I'm working in R and have a data frame that is a log of all rides taken with a bicycle ride share company. A simplified version of the data frame is below.
started_at | ended_at | weekday | member_casual |
---|---|---|---|
2022-11-10 06:21:55 | 2022-11-10 06:31:27 | Thursday | member |
2022-11-04 07:31:55 | 2022-11-04 07:46:25 | Friday | member |
2022-11-21 17:20:29 | 2022-11-21 17:34:36 | Monday | casual |
2022-11-25 17:29:34 | 2022-11-25 17:45:15 | Friday | member |
I'd like to create a data frame (or better yet a visual - maybe a bar chart?) that shows share of rides by day. So for example:
weekday | member | casual |
---|---|---|
Monday | 12% | 6% |
Tuesday | 15% | 9% |
Wednesday | 15% | 10% |
Thursday | 13% | 14% |
Friday | 14% | 18% |
Saturday | 14% | 20% |
Sunday | 17% | 23% |
What would be the easiest way to accomplish this?
Thanks!
I tried creating a data frame but wasn't sure sure how to get percent share of whole by member_casual
weekday_by_member <- p12m %>%
filter(member_casual=="member") %>%
count(weekday)
sorted_weekday_by_member <- arrange(weekday_by_member,levels = c("Sunday", "Monday", "Tuesday", "Wednesday", "Thursday", "Friday","Saturday"))
sorted_weekday_by_member
weekday_by_casual <- p12m %>%
filter(member_casual=="casual") %>%
count(weekday)
sorted_weekday_by_casual <- arrange(weekday_by_casual,levels = c("Sunday", "Monday", "Tuesday", "Wednesday", "Thursday", "Friday","Saturday"))
sorted_weekday_by_casual
weekday_mem_cas <- p12m %>%
group_by (member_casual) %>%
count(weekday)
weekday_mem_cas
Upvotes: 0
Views: 82
Reputation: 26218
Do this. Needless to say I am using it on one dataset only
df %>%
group_by(weekday = lubridate::wday(starttime, label = T), usertype) %>%
summarise(trips = n(), .groups = 'drop') %>%
mutate(percent = scales::percent(trips/sum(trips)), .by = usertype) %>%
ggplot(aes(x = weekday, y = trips, fill = usertype)) +
geom_col(position = "dodge") +
geom_text(aes(label = percent), position = position_dodge(width = 0.9), vjust = -0.9)
df %>%
group_by(weekday = lubridate::wday(starttime, label = T), usertype) %>%
summarise(trips = n(), .groups = 'drop') %>%
mutate(percent = trips/sum(trips), .by = usertype) %>%
ggplot(aes(x = weekday, y = percent, fill = usertype)) +
geom_col(position = "dodge") +
geom_text(aes(label = scales::percent(percent)), position = position_dodge(width = 0.9), vjust = -0.9) +
scale_y_continuous(labels = scales::percent)

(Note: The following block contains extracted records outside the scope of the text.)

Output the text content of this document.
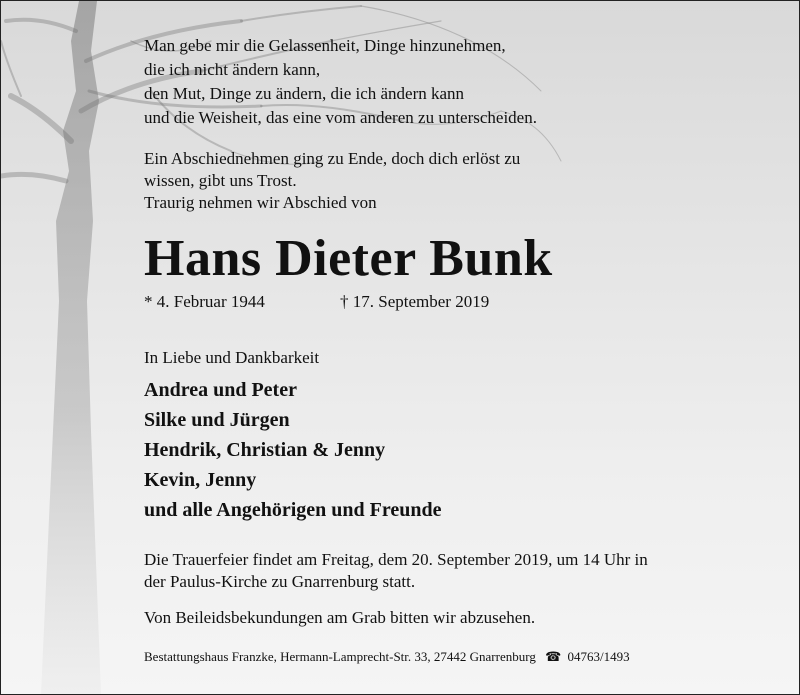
Man gebe mir die Gelassenheit, Dinge hinzunehmen,
die ich nicht ändern kann,
den Mut, Dinge zu ändern, die ich ändern kann
und die Weisheit, das eine vom anderen zu unterscheiden.
Ein Abschiednehmen ging zu Ende, doch dich erlöst zu
wissen, gibt uns Trost.
Traurig nehmen wir Abschied von
Hans Dieter Bunk
* 4. Februar 1944	† 17. September 2019
In Liebe und Dankbarkeit
Andrea und Peter
Silke und Jürgen
Hendrik, Christian & Jenny
Kevin, Jenny
und alle Angehörigen und Freunde
Die Trauerfeier findet am Freitag, dem 20. September 2019, um 14 Uhr in
der Paulus-Kirche zu Gnarrenburg statt.
Von Beileidsbekundungen am Grab bitten wir abzusehen.
Bestattungshaus Franzke, Hermann-Lamprecht-Str. 33, 27442 Gnarrenburg ☎ 04763/1493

Created on 2024-02-05 with reprex v2.0.2
Upvotes: 0
Reputation: 729
library(tidyverse)
library(scales)
df <- read_csv("202004-divvy-tripdata.csv")
df %>%
mutate(across(started_at, ~ lubridate::wday(.x,
label = T,
week_start = 1,
abbr = FALSE))) %>%
ggplot() +
aes(x = started_at, fill = member_casual) +
geom_bar(position = position_dodge()) +
geom_text(aes(label = percent(after_stat(proportions(count)))),
stat = "count",
position = position_dodge(width = 0.9),
vjust = -1)
Upvotes: 0
Reputation: 72883
You can do this quite concisely using xtabs
, barplot
, and proportions
for the percent labels.
> xtb <- xtabs(~ member_casual + weekday, dat)
> prp <- paste0(proportions(xtb)*100, '%')
>
> b <- xtb |>
+ barplot(beside=TRUE, col=c(4, 2), ylim=c(0, max(xtb) + 2), leg=rownames(xtb))
> text(b, xtb + 1, labels=prp, cex=.8)
Data:
> set.seed(42)
> n <- 100
> s <- sample(seq.POSIXt(as.POSIXct('2022-01-01'), as.POSIXct('2022-12-31'), 'secs'), n)
> dat <- data.frame(
+ started_at=s,
+ ended_at=s + sample.int(600, length(s))
+ ) |>
+ transform(weekday=strftime(dat$started_at, '%A'),
+ member_casual=c('member', 'casual'))
Upvotes: 0